Source: Archaeology Magazine
by Eti Bonn-Muller
Four millennia ago, desert caravan routes, treacherous mountain passes, and the shimmering Mediterranean Sea intimately connected the sprawling kingdoms and empires of Mesopotamia, Egypt, Anatolia, the Levant, and the Aegean. Goods and ideas flowed between these culturally distinct and faraway lands, not only by means of extensive trade networks, but also through diplomatic gift exchanges and booty obtained from conquests. The resulting interconnections, demonstrated by the fusion of artistic styles, are the subject of the exhibition Beyond Babylon: Art, Trade, and Diplomacy in the Second Millennium B.C., now on view at The Metropolitan Museum of Art in New York. The show brings together some 350 artifacts from a number of major sites—Mari, Ebla, and Byblos; Mycenae, Akrotiri, and Phaistos; and the Valley of the Kings, to name just a few—that clearly illustrate the extent to which artistic expression and craftsmanship were influenced by an increasingly international landscape.

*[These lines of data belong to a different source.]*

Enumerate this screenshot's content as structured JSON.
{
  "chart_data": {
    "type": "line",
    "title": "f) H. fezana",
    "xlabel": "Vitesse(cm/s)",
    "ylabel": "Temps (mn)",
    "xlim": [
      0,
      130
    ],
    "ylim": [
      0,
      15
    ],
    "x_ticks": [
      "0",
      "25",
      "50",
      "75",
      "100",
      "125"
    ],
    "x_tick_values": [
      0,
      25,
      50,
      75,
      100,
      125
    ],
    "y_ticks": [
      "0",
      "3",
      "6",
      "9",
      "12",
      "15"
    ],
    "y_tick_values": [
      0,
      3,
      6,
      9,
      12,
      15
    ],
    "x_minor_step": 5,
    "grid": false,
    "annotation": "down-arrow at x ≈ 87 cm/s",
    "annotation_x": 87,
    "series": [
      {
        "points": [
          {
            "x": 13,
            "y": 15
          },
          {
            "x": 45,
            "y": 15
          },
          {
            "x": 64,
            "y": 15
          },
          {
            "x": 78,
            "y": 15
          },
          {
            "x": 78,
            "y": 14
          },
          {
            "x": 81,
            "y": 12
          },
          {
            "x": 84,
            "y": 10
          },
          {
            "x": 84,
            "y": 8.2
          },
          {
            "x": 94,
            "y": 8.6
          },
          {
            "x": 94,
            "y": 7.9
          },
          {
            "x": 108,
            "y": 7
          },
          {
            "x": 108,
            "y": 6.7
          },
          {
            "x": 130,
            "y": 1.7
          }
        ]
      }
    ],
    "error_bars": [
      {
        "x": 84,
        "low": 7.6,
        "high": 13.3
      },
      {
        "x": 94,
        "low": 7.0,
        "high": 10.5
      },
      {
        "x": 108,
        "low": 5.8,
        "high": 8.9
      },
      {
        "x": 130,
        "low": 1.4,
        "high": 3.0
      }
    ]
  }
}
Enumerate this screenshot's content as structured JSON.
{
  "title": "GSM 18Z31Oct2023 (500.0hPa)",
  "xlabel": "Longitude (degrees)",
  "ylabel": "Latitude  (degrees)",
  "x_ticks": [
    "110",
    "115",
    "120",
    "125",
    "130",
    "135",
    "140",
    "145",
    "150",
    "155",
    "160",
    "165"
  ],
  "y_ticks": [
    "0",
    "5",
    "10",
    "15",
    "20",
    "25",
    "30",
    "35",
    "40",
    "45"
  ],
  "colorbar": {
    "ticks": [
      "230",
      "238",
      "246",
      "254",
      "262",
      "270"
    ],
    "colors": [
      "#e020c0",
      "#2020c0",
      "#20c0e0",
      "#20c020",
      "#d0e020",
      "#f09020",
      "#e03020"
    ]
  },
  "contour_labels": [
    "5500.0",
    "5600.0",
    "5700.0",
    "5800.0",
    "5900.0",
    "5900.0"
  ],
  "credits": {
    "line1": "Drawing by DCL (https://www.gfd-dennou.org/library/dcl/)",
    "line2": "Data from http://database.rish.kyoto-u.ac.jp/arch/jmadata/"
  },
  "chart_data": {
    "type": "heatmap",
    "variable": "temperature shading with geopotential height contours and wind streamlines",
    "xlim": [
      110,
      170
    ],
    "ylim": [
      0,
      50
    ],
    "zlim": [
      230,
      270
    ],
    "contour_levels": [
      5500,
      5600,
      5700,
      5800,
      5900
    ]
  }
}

The exhibition, a follow-up to the Met's 2003 show Art of the First Cities: The Third Millennium B.C. from the Mediterranean to the Indus, picks up the thread in the Middle Bronze Age (ca. 2000-1600 B.C.), when the demand for raw materials, such as copper, tin, ivory, and lapis, sparked the development of far-reaching trade routes. Silk-screened across an entire wall at the show's entrance is a satellite map that extends from the Mediterranean basin to the Arabian Sea. No modern borders are shown on it and the one site indicated, almost perfectly centered, is Babylon, where the exhibition begins.

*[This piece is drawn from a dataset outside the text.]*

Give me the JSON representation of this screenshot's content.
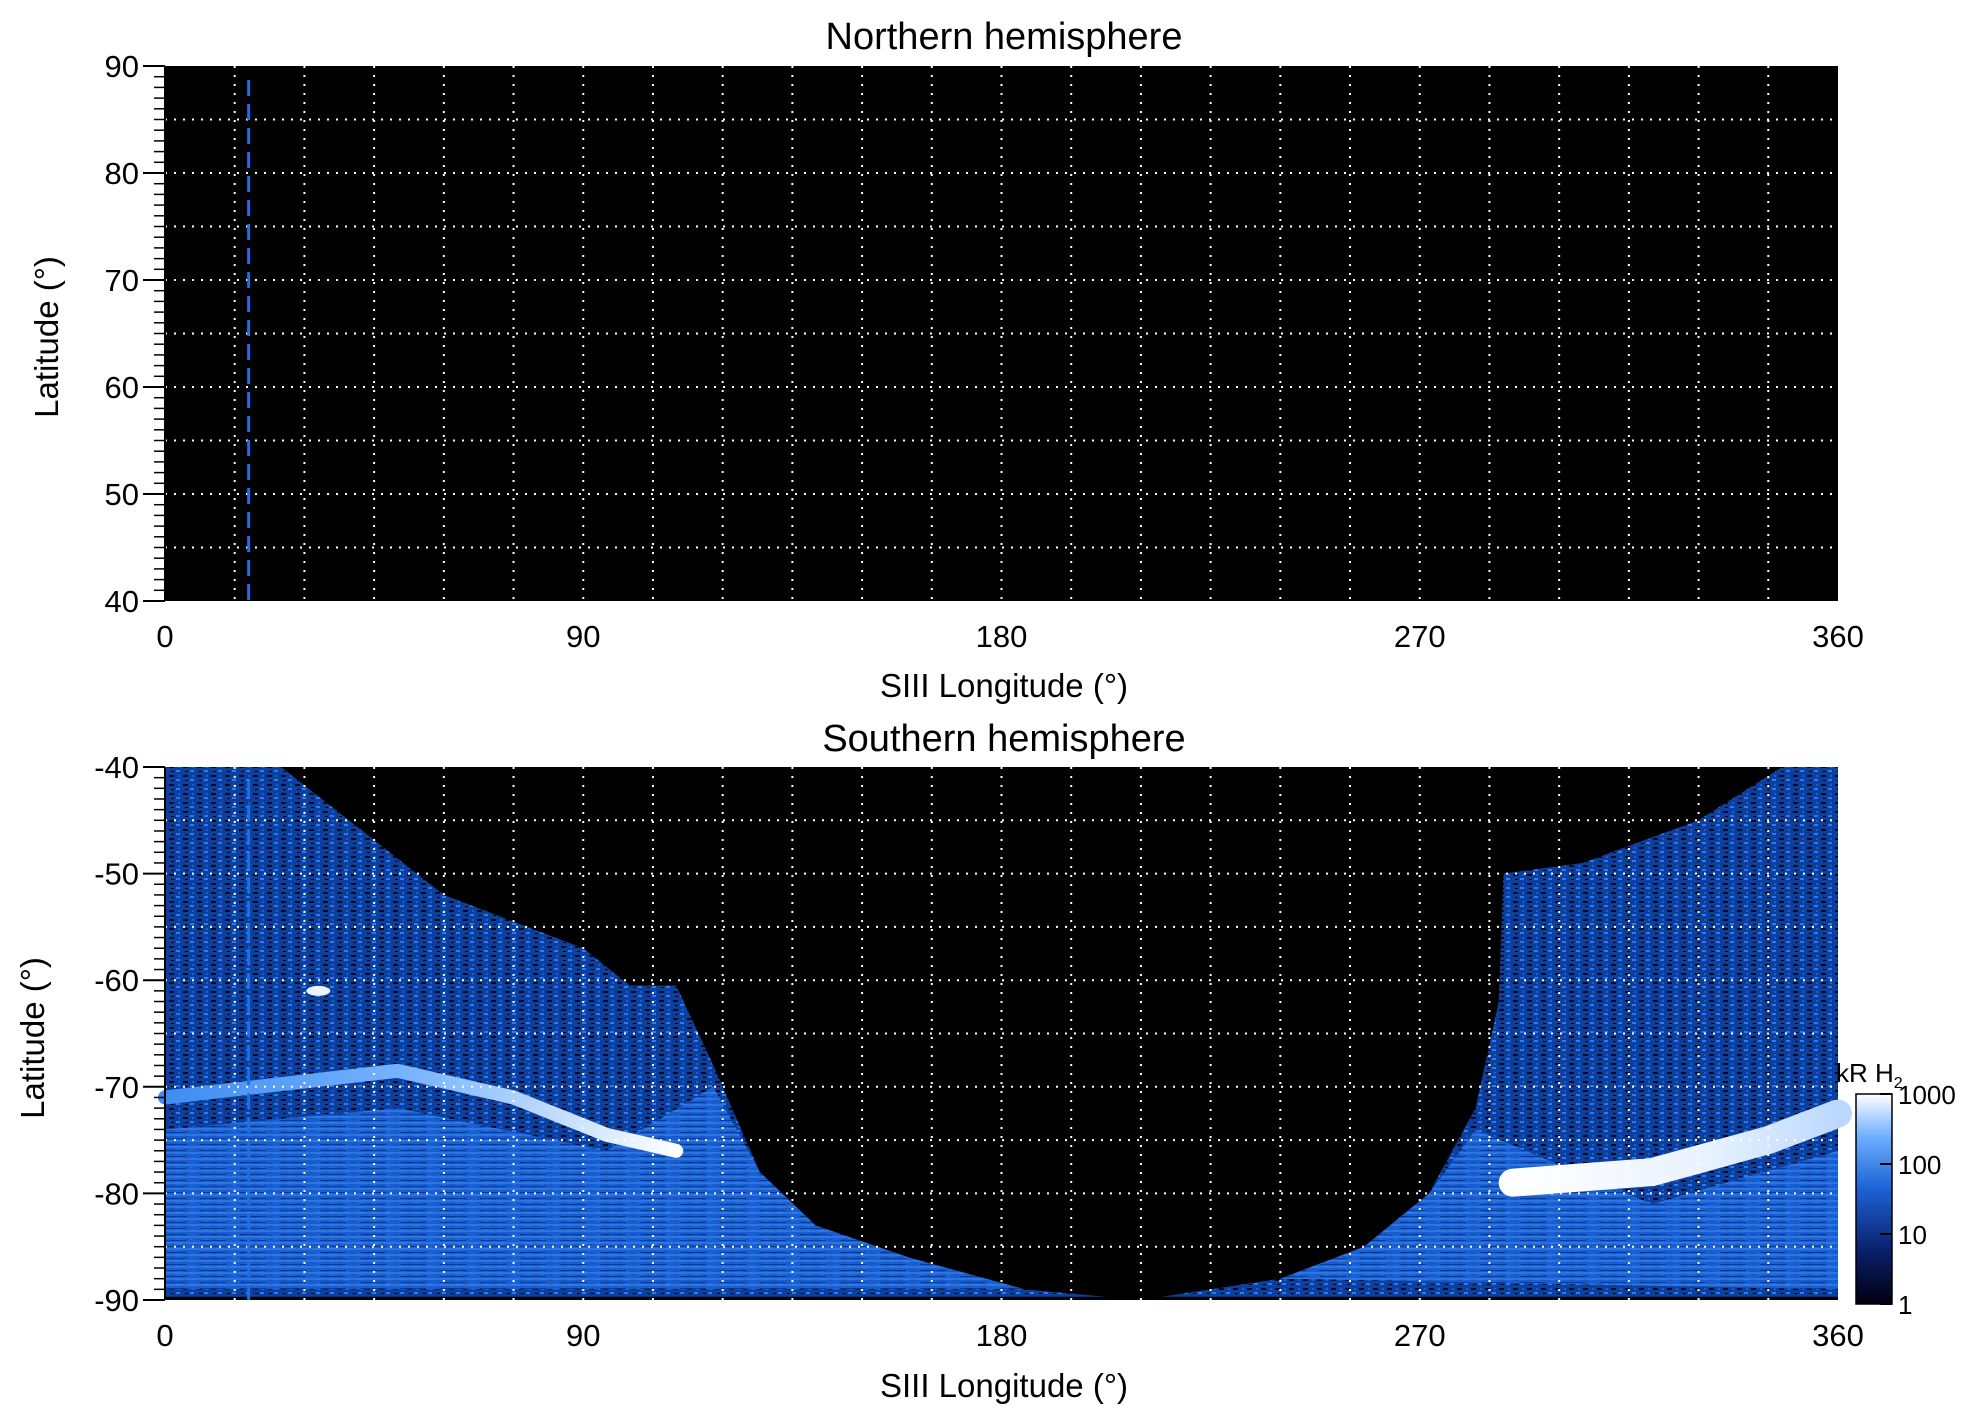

On a purely visual level, Beyond Babylon instantly and consistently delivers, with impressive artifacts on loan from museums and institutions in a dozen countries, including Egypt, France, Greece, Lebanon, Syria, and Turkey. Although most of the objects are small in size—cosmetics cases, cylinder seals, furniture inlays, inscriptions, jewelry, pottery, and weapons—they are executed in exquisite detail and often on precious materials, such as ivory, rock crystal, and gold. The first galley displays a wide array of Mesopotamian objects. A bronze statuette of a worshiper, dated to about 1760 B.C. and crafted in a workshop in the Sumerian city of Larsa (in modern Iraq), whose bearded face and tiny fingers are still covered with delicate sheets of gold, kneels to visitors at the entrance. A vivid early second millennium B.C. wall-painting fragment from the palace of Zimri-Lim at Mari (Syria), which depicts a male figure leading a bull by its golden nose-ring to a ritual sacrifice, ushers people into the next room.

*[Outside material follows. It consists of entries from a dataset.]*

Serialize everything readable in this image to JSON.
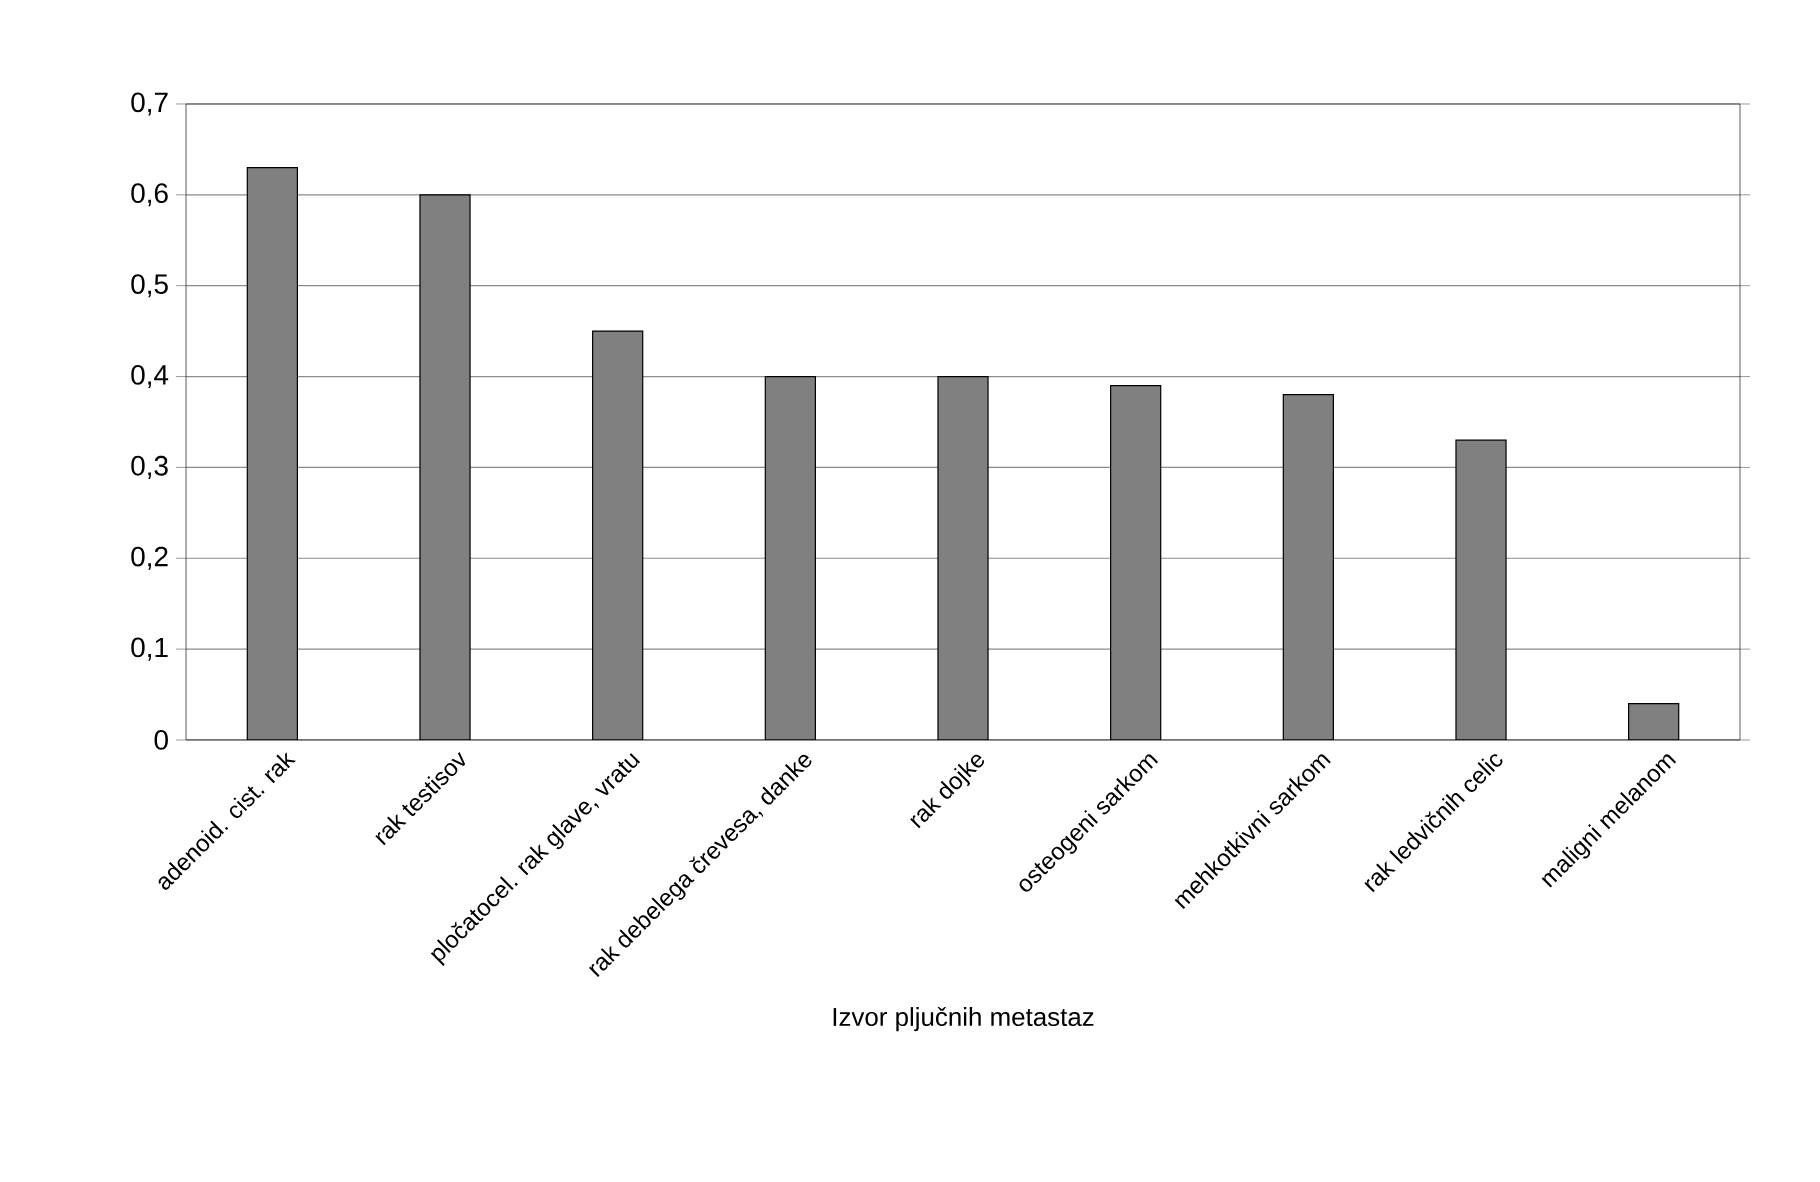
{
  "chart_data": {
    "type": "bar",
    "xlabel": "Izvor pljučnih metastaz",
    "categories": [
      "adenoid. cist. rak",
      "rak testisov",
      "pločatocel. rak glave, vratu",
      "rak debelega črevesa, danke",
      "rak dojke",
      "osteogeni sarkom",
      "mehkotkivni sarkom",
      "rak ledvičnih celic",
      "maligni melanom"
    ],
    "values": [
      0.63,
      0.6,
      0.45,
      0.4,
      0.4,
      0.39,
      0.38,
      0.33,
      0.04
    ],
    "color": "#808080",
    "ylim": [
      0,
      0.7
    ],
    "yticks": [
      {
        "value": 0,
        "label": "0"
      },
      {
        "value": 0.1,
        "label": "0,1"
      },
      {
        "value": 0.2,
        "label": "0,2"
      },
      {
        "value": 0.3,
        "label": "0,3"
      },
      {
        "value": 0.4,
        "label": "0,4"
      },
      {
        "value": 0.5,
        "label": "0,5"
      },
      {
        "value": 0.6,
        "label": "0,6"
      },
      {
        "value": 0.7,
        "label": "0,7"
      }
    ],
    "grid": "y"
  }
}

While each object is a masterpiece, the show's brilliance lies in its subtlety. Gallery by gallery, visitors are confronted with artifacts whose motifs and iconography are sometimes so similar, it's easy to forget how many different sites are represented in the show, how many different artistic traditions influenced each individual piece, and how far away from each other they were produced. But of course, that's the point.